Posts Tagged ‘critics’

The Barred of Avon

Posted in General, On This Day on April 23rd, 2009 by Eugene Finerman – 2 Comments

Happy Birthday William Shakespeare!  Instead of blowing out candles, however, the fashion is to try snuffing out his reputation.

Among the cultural arbiters of Western Civilization, Shakespeare’s birthday is now celebrated by denouncing him as merely the front for an aristocratic, university-educated but evidently shy author.  The graduates of Real Cambridge and Nouveau Cambridge insist that a mere yeoman would be incapable of such creativity.

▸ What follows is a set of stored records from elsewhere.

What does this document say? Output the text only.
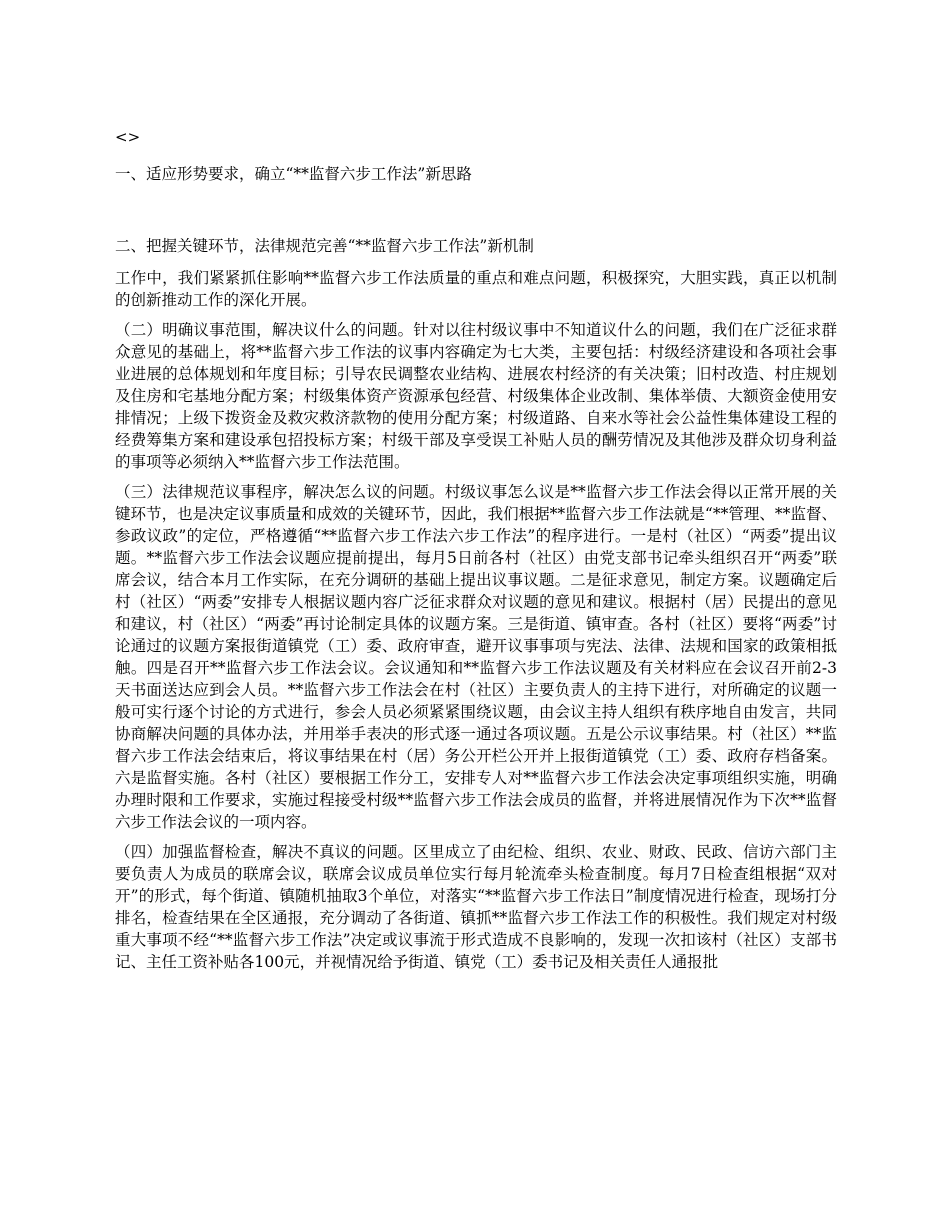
<>
一、适应形势要求，确立“**监督六步工作法”新思路
二、把握关键环节，法律规范完善“**监督六步工作法”新机制

工作中，我们紧紧抓住影响**监督六步工作法质量的重点和难点问题，积极探究，大胆实践，真正以机制的创新推动工作的深化开展。

（二）明确议事范围，解决议什么的问题。针对以往村级议事中不知道议什么的问题，我们在广泛征求群众意见的基础上，将**监督六步工作法的议事内容确定为七大类，主要包括：村级经济建设和各项社会事业进展的总体规划和年度目标；引导农民调整农业结构、进展农村经济的有关决策；旧村改造、村庄规划及住房和宅基地分配方案；村级集体资产资源承包经营、村级集体企业改制、集体举债、大额资金使用安排情况；上级下拨资金及救灾救济款物的使用分配方案；村级道路、自来水等社会公益性集体建设工程的经费筹集方案和建设承包招投标方案；村级干部及享受误工补贴人员的酬劳情况及其他涉及群众切身利益的事项等必须纳入**监督六步工作法范围。

（三）法律规范议事程序，解决怎么议的问题。村级议事怎么议是**监督六步工作法会得以正常开展的关键环节，也是决定议事质量和成效的关键环节，因此，我们根据**监督六步工作法就是“**管理、**监督、参政议政”的定位，严格遵循“**监督六步工作法六步工作法”的程序进行。一是村（社区）“两委”提出议题。**监督六步工作法会议题应提前提出，每月5日前各村（社区）由党支部书记牵头组织召开“两委”联席会议，结合本月工作实际，在充分调研的基础上提出议事议题。二是征求意见，制定方案。议题确定后村（社区）“两委”安排专人根据议题内容广泛征求群众对议题的意见和建议。根据村（居）民提出的意见和建议，村（社区）“两委”再讨论制定具体的议题方案。三是街道、镇审查。各村（社区）要将“两委”讨论通过的议题方案报街道镇党（工）委、政府审查，避开议事事项与宪法、法律、法规和国家的政策相抵触。四是召开**监督六步工作法会议。会议通知和**监督六步工作法议题及有关材料应在会议召开前2-3天书面送达应到会人员。**监督六步工作法会在村（社区）主要负责人的主持下进行，对所确定的议题一般可实行逐个讨论的方式进行，参会人员必须紧紧围绕议题，由会议主持人组织有秩序地自由发言，共同协商解决问题的具体办法，并用举手表决的形式逐一通过各项议题。五是公示议事结果。村（社区）**监督六步工作法会结束后，将议事结果在村（居）务公开栏公开并上报街道镇党（工）委、政府存档备案。六是监督实施。各村（社区）要根据工作分工，安排专人对**监督六步工作法会决定事项组织实施，明确办理时限和工作要求，实施过程接受村级**监督六步工作法会成员的监督，并将进展情况作为下次**监督六步工作法会议的一项内容。

（四）加强监督检查，解决不真议的问题。区里成立了由纪检、组织、农业、财政、民政、信访六部门主要负责人为成员的联席会议，联席会议成员单位实行每月轮流牵头检查制度。每月7日检查组根据“双对开”的形式，每个街道、镇随机抽取3个单位，对落实“**监督六步工作法日”制度情况进行检查，现场打分排名，检查结果在全区通报，充分调动了各街道、镇抓**监督六步工作法工作的积极性。我们规定对村级重大事项不经“**监督六步工作法”决定或议事流于形式造成不良影响的，发现一次扣该村（社区）支部书记、主任工资补贴各100元，并视情况给予街道、镇党（工）委书记及相关责任人通报批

Yet, I cannot imagine that the Earl of Oxford, Christopher Marlowe or Francis Bacon would want to claim credit for “Titus Andronicus.”  Who would?  And all three parts of “Henry VI” do not add up to one good play.   The trilogy is a mess, a slapdash concoction of convoluted history and overripe melodrama. Its plot is virtually impenetrable. There are moments of great theater and traces of brilliant language but they merely glint in the din and confusion of these chaotic plays.

These plays clearly are not the works of a polished aristocrat. On the contrary, they are the early works of a very undisciplined writer who is eager to ingratiate himself to the public. True, these plays were popular, perhaps for the same reasons that movies about mad slashers are popular today.

By the time that Shakespeare wrote “Richard III”, he had developed some discipline. The play may still be an overripe melodrama but it is well-done.  If you believe in creative evolution, it is possible that the perpetrator of “Titus Andronicus” would eventually write “Hamlet” and “The Tempest.” 

But who am I to disagree with “The New York Times”?